11q13 Is an Allergic Risk-Locus That Increases Eoe Risk and Increases LRRC32 Expression
Monday, March 7, 2016: 2:00 PM
Room 408B (Convention Center)
Leah C. Kottyan, PhD, , , , , , , , , , , , , , , , , , , , ,
Rationale: Eosinophilic esophagitis (EoE) is a chronic, food-driven, esophageal, inflammatory allergic disease characterized by marked eosinophil accumulation. Noncoding genetic variants at 11q13 have been associated at genome-wide significance in studies of allergic sensitization, asthma, allergic rhinitis, atopic dermatitis, and EoE suggesting that these loci contains variants that participate in the allelic regulation of a molecular pathway that is central to the etiology of allergic disease.

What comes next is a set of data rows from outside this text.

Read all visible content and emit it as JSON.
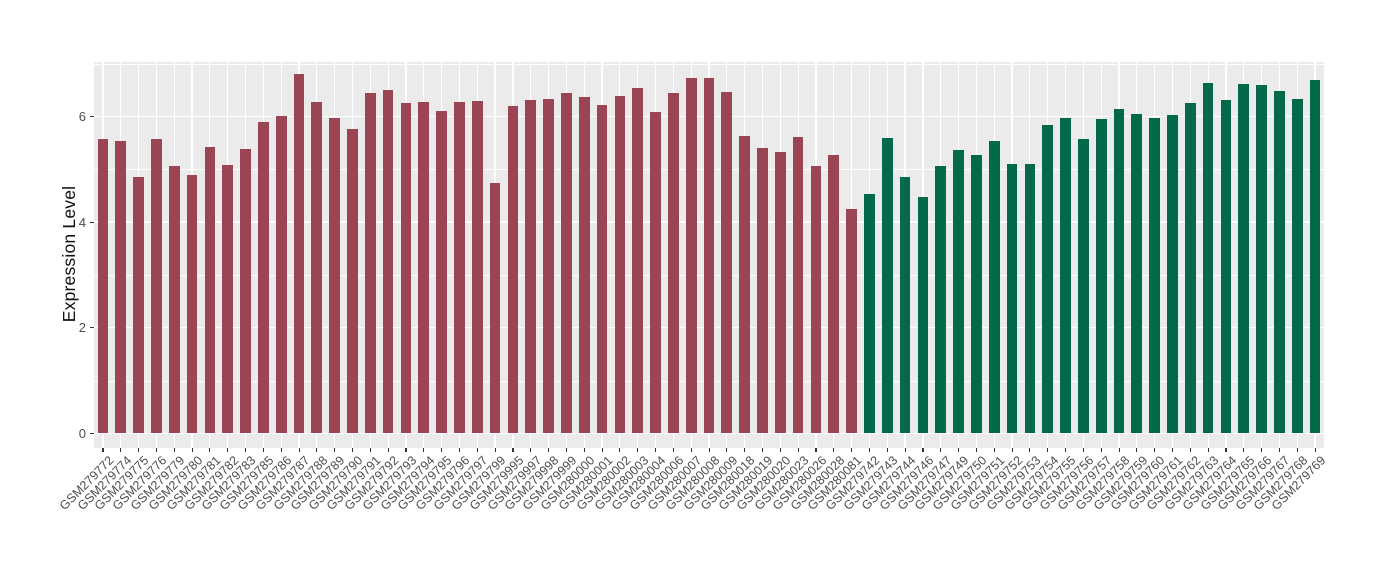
{
  "figure": {
    "background": "#FFFFFF",
    "panel_background": "#EBEBEB",
    "gridline_color": "#FFFFFF"
  },
  "chart_data": {
    "type": "bar",
    "title": "",
    "xlabel": "",
    "ylabel": "Expression Level",
    "ylim": [
      0,
      7.05
    ],
    "yticks": [
      0,
      2,
      4,
      6
    ],
    "yticks_minor": [
      1,
      3,
      5,
      7
    ],
    "grid": "white major and minor horizontal gridlines plus white vertical gridline at each bar center, ggplot-style grey panel",
    "legend_position": "none",
    "bar_color_groups": [
      {
        "hex": "#9A4454",
        "count": 43
      },
      {
        "hex": "#026A4A",
        "count": 26
      }
    ],
    "categories": [
      "GSM279772",
      "GSM279774",
      "GSM279775",
      "GSM279776",
      "GSM279779",
      "GSM279780",
      "GSM279781",
      "GSM279782",
      "GSM279783",
      "GSM279785",
      "GSM279786",
      "GSM279787",
      "GSM279788",
      "GSM279789",
      "GSM279790",
      "GSM279791",
      "GSM279792",
      "GSM279793",
      "GSM279794",
      "GSM279795",
      "GSM279796",
      "GSM279797",
      "GSM279799",
      "GSM279995",
      "GSM279997",
      "GSM279998",
      "GSM279999",
      "GSM280000",
      "GSM280001",
      "GSM280002",
      "GSM280003",
      "GSM280004",
      "GSM280006",
      "GSM280007",
      "GSM280008",
      "GSM280009",
      "GSM280018",
      "GSM280019",
      "GSM280020",
      "GSM280023",
      "GSM280026",
      "GSM280028",
      "GSM280081",
      "GSM279742",
      "GSM279743",
      "GSM279744",
      "GSM279746",
      "GSM279747",
      "GSM279749",
      "GSM279750",
      "GSM279751",
      "GSM279752",
      "GSM279753",
      "GSM279754",
      "GSM279755",
      "GSM279756",
      "GSM279757",
      "GSM279758",
      "GSM279759",
      "GSM279760",
      "GSM279761",
      "GSM279762",
      "GSM279763",
      "GSM279764",
      "GSM279765",
      "GSM279766",
      "GSM279767",
      "GSM279768",
      "GSM279769"
    ],
    "values": [
      5.58,
      5.53,
      4.85,
      5.57,
      5.06,
      4.9,
      5.43,
      5.09,
      5.38,
      5.89,
      6.01,
      6.8,
      6.27,
      5.98,
      5.76,
      6.45,
      6.51,
      6.25,
      6.28,
      6.1,
      6.27,
      6.3,
      4.75,
      6.19,
      6.32,
      6.34,
      6.45,
      6.37,
      6.22,
      6.38,
      6.54,
      6.08,
      6.45,
      6.73,
      6.73,
      6.46,
      5.63,
      5.41,
      5.32,
      5.62,
      5.06,
      5.28,
      4.25,
      4.53,
      5.59,
      4.86,
      4.48,
      5.06,
      5.37,
      5.28,
      5.54,
      5.1,
      5.1,
      5.83,
      5.97,
      5.58,
      5.95,
      6.15,
      6.05,
      5.97,
      6.03,
      6.25,
      6.63,
      6.32,
      6.62,
      6.59,
      6.49,
      6.34,
      6.7
    ]
  }
}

Methods: We performed a genetic replication and fine-mapping study of the 11q13 locus in a cohort of 1118 subjects with and without EoE. We measured expression of the genes in the region in esophageal biopsies from subjects with and without EoE and in esophageal epithelial cell lines with and without IL-13 stimulation. We used electromobility shift assays to identify factors that differentially bound specific SNPs.

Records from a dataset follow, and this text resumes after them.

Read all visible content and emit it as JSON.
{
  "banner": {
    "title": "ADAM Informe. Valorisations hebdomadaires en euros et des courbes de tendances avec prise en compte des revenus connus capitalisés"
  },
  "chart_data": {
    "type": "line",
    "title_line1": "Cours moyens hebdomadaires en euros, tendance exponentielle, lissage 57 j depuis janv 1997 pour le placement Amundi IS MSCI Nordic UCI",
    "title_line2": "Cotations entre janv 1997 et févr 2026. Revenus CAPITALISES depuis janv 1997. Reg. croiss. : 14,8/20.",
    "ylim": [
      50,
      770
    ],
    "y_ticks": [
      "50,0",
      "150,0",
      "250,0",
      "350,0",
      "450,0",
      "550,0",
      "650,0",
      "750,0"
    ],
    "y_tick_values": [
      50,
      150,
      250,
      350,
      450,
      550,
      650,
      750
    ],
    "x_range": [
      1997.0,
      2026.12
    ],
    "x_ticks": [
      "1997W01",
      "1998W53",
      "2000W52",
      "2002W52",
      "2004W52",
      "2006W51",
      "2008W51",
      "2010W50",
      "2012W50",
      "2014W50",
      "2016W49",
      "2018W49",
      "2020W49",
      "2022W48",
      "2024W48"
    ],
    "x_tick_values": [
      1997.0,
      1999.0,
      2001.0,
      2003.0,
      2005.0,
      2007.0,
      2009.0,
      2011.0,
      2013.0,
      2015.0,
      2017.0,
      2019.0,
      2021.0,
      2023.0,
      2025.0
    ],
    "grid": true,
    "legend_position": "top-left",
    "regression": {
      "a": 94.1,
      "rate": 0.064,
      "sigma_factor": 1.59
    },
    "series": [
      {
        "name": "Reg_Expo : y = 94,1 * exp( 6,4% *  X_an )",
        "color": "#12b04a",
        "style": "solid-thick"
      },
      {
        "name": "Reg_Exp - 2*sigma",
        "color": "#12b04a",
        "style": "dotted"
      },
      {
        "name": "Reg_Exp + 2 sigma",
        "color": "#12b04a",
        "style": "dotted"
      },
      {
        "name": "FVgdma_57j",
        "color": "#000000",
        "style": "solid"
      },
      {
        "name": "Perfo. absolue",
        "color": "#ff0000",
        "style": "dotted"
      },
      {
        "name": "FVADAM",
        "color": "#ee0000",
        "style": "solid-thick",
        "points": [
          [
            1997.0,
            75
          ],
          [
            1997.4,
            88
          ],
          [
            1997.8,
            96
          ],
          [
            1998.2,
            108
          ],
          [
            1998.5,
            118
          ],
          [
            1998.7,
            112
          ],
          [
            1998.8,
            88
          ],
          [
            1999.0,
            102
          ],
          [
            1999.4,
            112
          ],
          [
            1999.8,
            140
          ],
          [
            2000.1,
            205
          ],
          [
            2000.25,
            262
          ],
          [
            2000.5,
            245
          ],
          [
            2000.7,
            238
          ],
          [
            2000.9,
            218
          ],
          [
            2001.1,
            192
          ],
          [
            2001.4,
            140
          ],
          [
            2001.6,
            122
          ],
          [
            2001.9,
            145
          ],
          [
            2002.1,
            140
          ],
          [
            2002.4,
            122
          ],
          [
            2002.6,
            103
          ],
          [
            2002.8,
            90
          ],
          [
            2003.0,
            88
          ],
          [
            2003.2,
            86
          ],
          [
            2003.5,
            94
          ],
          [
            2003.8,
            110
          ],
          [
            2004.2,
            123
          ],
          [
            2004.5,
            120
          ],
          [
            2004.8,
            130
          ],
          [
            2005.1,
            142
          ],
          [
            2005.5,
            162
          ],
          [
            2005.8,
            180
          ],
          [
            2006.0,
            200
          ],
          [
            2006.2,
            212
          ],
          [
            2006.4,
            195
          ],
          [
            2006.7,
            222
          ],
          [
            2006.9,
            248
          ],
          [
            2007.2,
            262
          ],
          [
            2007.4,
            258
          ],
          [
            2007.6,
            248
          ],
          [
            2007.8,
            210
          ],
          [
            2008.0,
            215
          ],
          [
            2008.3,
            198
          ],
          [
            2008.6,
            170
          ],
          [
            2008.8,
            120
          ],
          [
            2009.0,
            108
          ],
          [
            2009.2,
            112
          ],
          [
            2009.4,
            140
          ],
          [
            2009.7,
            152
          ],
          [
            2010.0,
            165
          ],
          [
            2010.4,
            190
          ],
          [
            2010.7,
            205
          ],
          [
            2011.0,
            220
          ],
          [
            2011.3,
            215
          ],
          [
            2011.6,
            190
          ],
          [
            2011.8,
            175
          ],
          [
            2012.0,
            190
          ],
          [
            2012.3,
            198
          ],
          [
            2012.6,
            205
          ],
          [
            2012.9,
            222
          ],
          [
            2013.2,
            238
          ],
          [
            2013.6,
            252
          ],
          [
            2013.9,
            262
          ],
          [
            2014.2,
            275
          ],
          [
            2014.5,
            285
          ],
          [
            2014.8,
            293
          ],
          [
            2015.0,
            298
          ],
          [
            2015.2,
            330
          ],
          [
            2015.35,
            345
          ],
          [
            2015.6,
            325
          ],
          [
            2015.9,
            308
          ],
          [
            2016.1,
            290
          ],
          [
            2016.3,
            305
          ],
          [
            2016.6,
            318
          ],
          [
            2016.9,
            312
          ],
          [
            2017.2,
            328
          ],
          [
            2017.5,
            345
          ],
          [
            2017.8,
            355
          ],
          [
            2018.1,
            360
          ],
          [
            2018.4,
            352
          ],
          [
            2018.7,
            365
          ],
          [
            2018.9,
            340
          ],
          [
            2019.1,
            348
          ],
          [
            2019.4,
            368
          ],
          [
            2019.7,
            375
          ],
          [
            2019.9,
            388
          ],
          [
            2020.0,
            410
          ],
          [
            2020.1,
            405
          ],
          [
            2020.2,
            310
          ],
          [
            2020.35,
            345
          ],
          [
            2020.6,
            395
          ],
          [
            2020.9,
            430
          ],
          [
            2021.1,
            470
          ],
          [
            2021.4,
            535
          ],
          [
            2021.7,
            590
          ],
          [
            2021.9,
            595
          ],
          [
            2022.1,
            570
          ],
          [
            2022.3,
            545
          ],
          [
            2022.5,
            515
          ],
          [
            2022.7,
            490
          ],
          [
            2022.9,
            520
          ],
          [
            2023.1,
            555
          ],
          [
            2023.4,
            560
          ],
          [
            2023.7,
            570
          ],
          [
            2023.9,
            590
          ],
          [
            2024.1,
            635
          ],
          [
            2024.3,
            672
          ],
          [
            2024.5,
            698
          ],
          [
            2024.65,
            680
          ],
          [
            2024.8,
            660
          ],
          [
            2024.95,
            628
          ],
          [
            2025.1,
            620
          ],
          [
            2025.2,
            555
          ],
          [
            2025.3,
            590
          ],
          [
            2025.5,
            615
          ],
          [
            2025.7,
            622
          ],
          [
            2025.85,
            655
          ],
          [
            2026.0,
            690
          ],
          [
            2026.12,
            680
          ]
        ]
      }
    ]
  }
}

Results: We replicated association at 11q13 in an independent cohort (p=2.3x10-4, OR=1.27); then, we performed a meta-analysis with published results and identified a striking linkage of EoE susceptibility with 11q13 (p=1.6x10-13). LRRC32 but not EMSYis expressed in an EoE-risk genotype-dependent manner in EoE patient biopsies (p<0.05). IL-13 treatment of esophageal epithelial cells induced 3-fold increased expression of LRRC32 (p<0.0001) but not EMSY. IL-13 increased H3K27ac marks across the EoE-risk loci (p<0.001). Molecularly, one of the most highly EoE-associated and replicated variants in 11q13 with overlapping H3K27ac marks differentially bound nuclear factors from esophageal epithelial cells.

Conclusions: We identified a potential molecular mechanism for increased EoE risk at 11q13 by differential nuclear factor binding to non-coding genetic variants leading to increased expression of LRRC32.